While Brahmanism justifies attachment to self, Mahayana Buddhism advocates the inner reform to discard one’s lesser self and develop the greater self rooted in compassion. The Nirvana Sutra clarifies this point, saying: “The deluded beings view that in this world, self is eternal, happy and pure, but this is topsy-turvy. The Buddha also views that in this world, self is eternal, happy and pure, and this is the truth.” Buddhas are those who are awakened to the greater self of compassion. In this expanded vision of self, they see that their lives are connected to others and the world around them.
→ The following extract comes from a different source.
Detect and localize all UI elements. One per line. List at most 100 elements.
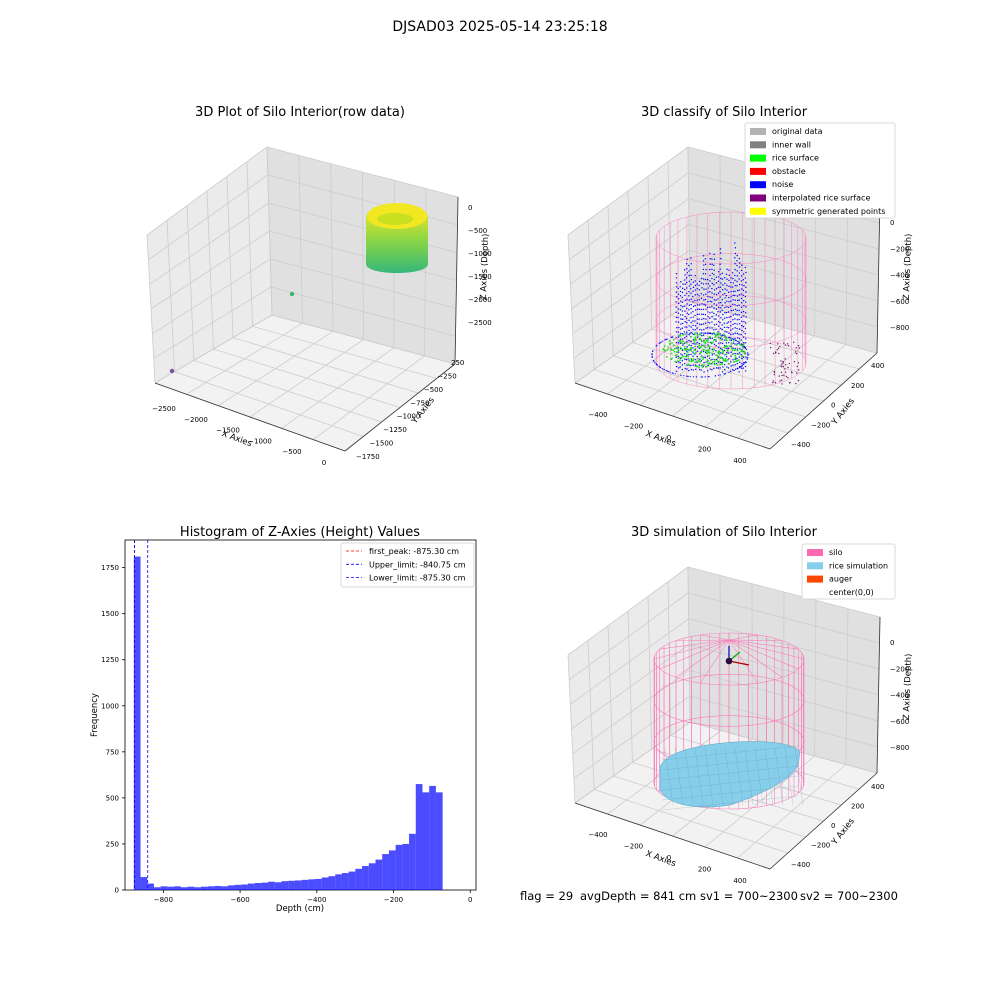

So Buddhas have genuine appreciation for others and are driven by their desire to contribute to the world around them.

And the four virtues of the Buddha, from the standpoint of the Daishonin’s Buddhism, describe the ideal characteristics of human beings whose view of self is not hindered in any way by selfish ego. Their understanding of self is so encompassing that their own existence and the world around them become indistinguishable. A limited understanding of self, however, leads to egotism, bringing suffering and misery to both oneself and others. True self-knowledge—an awakening to our true, greater self—in this sense is a key to overcoming selfishness.